Cibo resistente, la dark kitchen e l’esigenza di aggiungere la dimensione del tempo di consegna
21/04/2020 di Redazione
La prima puntata della rubrica di Lorenzo Biagiarelli Cibo resistente ci fa viaggiare all’interno del mondo della cucina che cambia, dopo questa emergenza coronavirus. Il food-blogger ci aiuta ad analizzare un aspetto che sta caratterizzando la ristorazione in questa fase difficile, con i locali chiusi in seguito alle misure per il lockdown. Il food-delivery è un aspetto importantissimo in questa fase e sta per conquistare anche le cucine stellate.

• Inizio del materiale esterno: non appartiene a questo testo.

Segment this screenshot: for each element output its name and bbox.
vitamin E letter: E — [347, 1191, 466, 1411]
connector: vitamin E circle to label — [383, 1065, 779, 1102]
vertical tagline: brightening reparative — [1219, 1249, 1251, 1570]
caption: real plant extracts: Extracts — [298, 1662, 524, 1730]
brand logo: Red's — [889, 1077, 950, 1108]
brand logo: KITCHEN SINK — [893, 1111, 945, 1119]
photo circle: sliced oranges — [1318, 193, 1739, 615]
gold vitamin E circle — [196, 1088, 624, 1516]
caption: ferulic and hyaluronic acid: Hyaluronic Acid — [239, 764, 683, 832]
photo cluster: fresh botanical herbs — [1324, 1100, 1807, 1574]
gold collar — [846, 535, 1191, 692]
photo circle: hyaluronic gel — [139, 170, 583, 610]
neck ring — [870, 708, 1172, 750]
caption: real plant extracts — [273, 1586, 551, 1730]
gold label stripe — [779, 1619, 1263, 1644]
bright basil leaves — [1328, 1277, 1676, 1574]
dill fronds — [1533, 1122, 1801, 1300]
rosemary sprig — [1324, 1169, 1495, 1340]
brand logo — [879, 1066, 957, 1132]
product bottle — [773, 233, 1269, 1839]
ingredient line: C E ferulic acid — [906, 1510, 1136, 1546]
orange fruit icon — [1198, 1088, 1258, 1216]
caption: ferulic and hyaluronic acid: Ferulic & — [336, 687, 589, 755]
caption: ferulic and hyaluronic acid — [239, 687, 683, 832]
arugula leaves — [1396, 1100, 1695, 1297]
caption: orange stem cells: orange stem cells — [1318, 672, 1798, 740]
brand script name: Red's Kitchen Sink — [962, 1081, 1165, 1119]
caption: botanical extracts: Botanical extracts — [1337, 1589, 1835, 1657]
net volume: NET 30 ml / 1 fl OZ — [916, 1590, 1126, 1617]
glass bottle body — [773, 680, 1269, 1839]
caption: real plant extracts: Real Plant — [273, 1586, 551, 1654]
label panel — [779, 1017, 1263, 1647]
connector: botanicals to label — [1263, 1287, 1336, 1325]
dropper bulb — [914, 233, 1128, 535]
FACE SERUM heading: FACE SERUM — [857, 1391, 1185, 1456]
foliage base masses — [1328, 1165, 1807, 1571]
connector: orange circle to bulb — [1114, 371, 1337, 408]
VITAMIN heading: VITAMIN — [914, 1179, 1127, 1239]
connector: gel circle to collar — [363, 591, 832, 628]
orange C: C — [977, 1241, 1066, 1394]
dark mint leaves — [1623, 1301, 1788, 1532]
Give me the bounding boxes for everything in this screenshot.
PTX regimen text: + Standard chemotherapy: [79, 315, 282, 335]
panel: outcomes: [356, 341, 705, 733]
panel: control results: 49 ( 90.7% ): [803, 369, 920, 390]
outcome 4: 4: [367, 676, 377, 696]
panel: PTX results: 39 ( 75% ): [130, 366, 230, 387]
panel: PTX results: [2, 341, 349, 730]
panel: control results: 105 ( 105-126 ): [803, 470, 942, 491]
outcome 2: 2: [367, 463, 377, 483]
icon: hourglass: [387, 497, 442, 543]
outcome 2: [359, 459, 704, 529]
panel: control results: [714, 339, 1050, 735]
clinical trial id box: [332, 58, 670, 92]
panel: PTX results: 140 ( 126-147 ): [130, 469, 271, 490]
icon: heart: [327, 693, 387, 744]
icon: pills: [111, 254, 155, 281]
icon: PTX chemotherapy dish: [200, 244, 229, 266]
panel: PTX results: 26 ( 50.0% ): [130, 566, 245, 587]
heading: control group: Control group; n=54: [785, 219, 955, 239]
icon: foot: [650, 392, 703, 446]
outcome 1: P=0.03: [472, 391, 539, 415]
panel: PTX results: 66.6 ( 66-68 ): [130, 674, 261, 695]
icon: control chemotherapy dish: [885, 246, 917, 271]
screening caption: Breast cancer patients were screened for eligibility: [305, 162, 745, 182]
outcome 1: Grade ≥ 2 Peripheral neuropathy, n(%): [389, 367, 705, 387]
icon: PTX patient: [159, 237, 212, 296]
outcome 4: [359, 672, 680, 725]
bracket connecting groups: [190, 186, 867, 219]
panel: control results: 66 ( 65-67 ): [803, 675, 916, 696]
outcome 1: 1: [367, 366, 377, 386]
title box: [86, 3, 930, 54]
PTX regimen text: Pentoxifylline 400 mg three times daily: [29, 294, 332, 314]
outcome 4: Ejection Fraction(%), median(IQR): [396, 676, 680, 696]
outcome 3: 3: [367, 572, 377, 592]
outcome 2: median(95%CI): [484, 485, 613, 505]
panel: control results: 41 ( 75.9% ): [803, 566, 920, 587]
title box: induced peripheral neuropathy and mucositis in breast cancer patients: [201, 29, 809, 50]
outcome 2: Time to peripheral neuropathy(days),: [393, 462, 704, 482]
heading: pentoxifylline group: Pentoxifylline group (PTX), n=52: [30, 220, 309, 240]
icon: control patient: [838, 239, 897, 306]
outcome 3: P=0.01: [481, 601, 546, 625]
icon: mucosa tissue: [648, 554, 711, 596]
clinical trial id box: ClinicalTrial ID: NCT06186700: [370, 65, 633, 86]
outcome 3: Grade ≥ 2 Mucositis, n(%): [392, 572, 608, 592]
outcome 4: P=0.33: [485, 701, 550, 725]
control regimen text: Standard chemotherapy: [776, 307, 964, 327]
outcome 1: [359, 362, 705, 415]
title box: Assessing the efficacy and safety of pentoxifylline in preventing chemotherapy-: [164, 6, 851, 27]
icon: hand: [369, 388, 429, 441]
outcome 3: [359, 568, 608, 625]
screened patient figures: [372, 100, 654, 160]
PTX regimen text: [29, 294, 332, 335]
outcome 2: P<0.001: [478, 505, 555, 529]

Lorenzo Biagiarelli ci spiega il concetto di dark kitchen
Non è un caso, ad esempio, che Grant Achatz (chef tristellato nel suo Alinea di Chicago) abbia proposto un menu a domicilio per il periodo di Pasqua: menu anni Ottanta e un costo di 50 dollari, quando per prenotare al tavolo base del suo ristorante ne servirebbero almeno 200. In Italia, il concetto è stato ripreso, tra gli altri, anche da Carlo Cracco che ha proposto, nel suo menu a domicilio, anche le lasagne di carciofi.
Parliamo a tutti gli effetti, dunque, del concetto di dark kitchen o di ghost kitchen, quelle cucine professionali che non hanno sale, camerieri e vetrine, ma che preparano il loro cibo per essere consegnato. Fino a questo momento, le dark kitchen avevano nel catering il loro strumento principale. Adesso, però, sono tanti i ristoratori che cercano di applicare questo concetto al consumo privato. Inevitabile, però, aggiungere una ulteriore dimensione a questo tipo di cucina, quella del tempo di consegna. Come la storia dello spaghetto che termina la sua cottura nel tragitto tra il ristorante e l’abitazione.